The only issue we truly had was the weather. It was very hot during the day, but when we returned to our tent, it was freezing, so we ended up sleeping in layers, including hoodies. By 9am, our tents were hideously hot again. However, the cold at night helped stop the loo visits, and we all slept soundly until we woke at about 7am. Maybe our bladders decided it was too cold to venture out.
My kids regularly called to make sure I was a. OK and b. going to all the right gigs! We did not make it to The Valley, the late-night venue down in the forest. We decided that was one step too far, but maybe next time, though I think our kids were relieved. Apparently, it is a bit of a den of iniquity, and the walk back is a serious hill, so we may have needed air-lifting out.
However, we did walk over 35 miles in three+ days, and even then, we didn’t get to the Sanctuary for sound healing, every type of yoga class, or the lake to paddle board.
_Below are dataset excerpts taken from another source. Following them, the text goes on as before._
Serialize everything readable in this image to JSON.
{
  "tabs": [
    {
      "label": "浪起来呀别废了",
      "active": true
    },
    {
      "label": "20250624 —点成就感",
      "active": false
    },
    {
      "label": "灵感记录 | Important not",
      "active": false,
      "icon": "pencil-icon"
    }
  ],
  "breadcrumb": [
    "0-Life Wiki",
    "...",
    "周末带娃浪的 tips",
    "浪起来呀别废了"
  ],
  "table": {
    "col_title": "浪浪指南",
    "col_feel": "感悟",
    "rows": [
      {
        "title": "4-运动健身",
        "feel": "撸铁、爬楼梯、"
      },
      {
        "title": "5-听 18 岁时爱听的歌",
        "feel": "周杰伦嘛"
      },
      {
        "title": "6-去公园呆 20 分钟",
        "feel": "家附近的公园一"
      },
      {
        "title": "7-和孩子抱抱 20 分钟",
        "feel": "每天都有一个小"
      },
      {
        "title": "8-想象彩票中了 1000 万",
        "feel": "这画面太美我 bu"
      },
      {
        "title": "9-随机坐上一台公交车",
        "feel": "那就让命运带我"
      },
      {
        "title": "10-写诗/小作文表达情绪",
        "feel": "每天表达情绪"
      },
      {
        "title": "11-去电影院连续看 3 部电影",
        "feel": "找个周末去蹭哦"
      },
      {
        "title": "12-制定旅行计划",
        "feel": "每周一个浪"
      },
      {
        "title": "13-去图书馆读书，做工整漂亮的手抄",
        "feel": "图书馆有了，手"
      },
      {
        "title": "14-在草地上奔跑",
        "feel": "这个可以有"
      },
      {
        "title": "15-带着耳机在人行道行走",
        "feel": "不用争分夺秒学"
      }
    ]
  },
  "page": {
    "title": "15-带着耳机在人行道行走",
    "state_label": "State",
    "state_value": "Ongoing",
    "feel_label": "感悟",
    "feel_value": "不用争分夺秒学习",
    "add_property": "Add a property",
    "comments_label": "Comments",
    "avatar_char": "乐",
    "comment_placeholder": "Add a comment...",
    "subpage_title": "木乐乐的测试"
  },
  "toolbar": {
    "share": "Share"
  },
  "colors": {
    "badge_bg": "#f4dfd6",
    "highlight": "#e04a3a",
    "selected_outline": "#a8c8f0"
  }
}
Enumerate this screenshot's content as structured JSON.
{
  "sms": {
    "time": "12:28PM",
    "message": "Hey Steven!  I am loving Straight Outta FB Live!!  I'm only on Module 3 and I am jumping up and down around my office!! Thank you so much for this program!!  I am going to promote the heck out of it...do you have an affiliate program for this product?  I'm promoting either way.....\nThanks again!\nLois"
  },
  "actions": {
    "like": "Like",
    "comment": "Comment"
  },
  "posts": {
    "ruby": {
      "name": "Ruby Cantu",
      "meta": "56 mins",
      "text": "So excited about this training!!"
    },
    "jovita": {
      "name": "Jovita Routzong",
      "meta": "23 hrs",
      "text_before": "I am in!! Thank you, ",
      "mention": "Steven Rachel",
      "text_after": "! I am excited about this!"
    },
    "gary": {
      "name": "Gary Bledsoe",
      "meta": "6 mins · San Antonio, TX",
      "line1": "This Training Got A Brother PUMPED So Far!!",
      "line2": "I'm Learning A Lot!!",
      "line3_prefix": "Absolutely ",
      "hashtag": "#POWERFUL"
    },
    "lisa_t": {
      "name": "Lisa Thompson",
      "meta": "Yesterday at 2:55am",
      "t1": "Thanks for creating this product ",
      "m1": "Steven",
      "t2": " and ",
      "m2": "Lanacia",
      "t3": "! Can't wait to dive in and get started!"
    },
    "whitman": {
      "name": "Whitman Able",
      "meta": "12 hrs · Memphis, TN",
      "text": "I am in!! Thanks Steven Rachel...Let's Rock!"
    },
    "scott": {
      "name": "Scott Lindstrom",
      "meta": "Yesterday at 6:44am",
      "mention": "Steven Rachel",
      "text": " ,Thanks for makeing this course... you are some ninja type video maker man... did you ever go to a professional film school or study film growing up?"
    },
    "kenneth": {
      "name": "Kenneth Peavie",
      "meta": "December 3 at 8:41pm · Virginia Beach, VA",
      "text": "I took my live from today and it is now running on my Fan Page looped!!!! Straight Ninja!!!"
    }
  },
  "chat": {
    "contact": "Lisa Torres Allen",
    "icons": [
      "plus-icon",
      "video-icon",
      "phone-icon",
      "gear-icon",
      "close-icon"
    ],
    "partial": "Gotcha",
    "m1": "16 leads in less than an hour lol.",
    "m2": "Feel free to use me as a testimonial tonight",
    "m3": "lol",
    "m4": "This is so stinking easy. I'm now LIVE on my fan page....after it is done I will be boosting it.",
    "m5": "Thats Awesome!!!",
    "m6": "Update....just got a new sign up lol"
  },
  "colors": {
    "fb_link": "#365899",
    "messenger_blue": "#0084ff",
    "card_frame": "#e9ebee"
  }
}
Jo, one of our group, went wild swimming every day, but that was as wild as it got in our group! We could have gone to a handstand class, learned salsa, an archery class or horse riding through the ancient forest. No, this year was for observing, and we will be more prepared next year. But if you want true entertainment, then the cricket match on Sunday is worth visiting:
“Two incompetent teams of cricketers slug it out in gentlemanly fashion. A swelling crowd gaze on intent, sipping on Pimm’s and drunk on the picturesque. A commentator rumbles on in tones of slurringly clipped precision. A man in a tutu charges into bowl. The umpire is asleep in the grass. Welcome to Wilderness.” (Cricket Blogspot)
And if I add to this, there are as many streakers as runs made!
So yes, I would go again, but maybe not if it was raining. The oak trees throughout the park provided ample protection from the blazing sunshine and, by Sunday, were packed with weary festival-goers. However, they would not offer much shelter against rain.
It was a very well-organised Festival, and everyone from 0 – 100 is catered for, so all four of us would highly recommend it. Our legs are sore but our hearts are soaring! As you can see from the pictures we never stopped smiling.
P.S. And guess what there is a ‘Pamper Tent’ filled with make-up mirrors, hairdryers and straighteners. They have thought of everything for us older folk!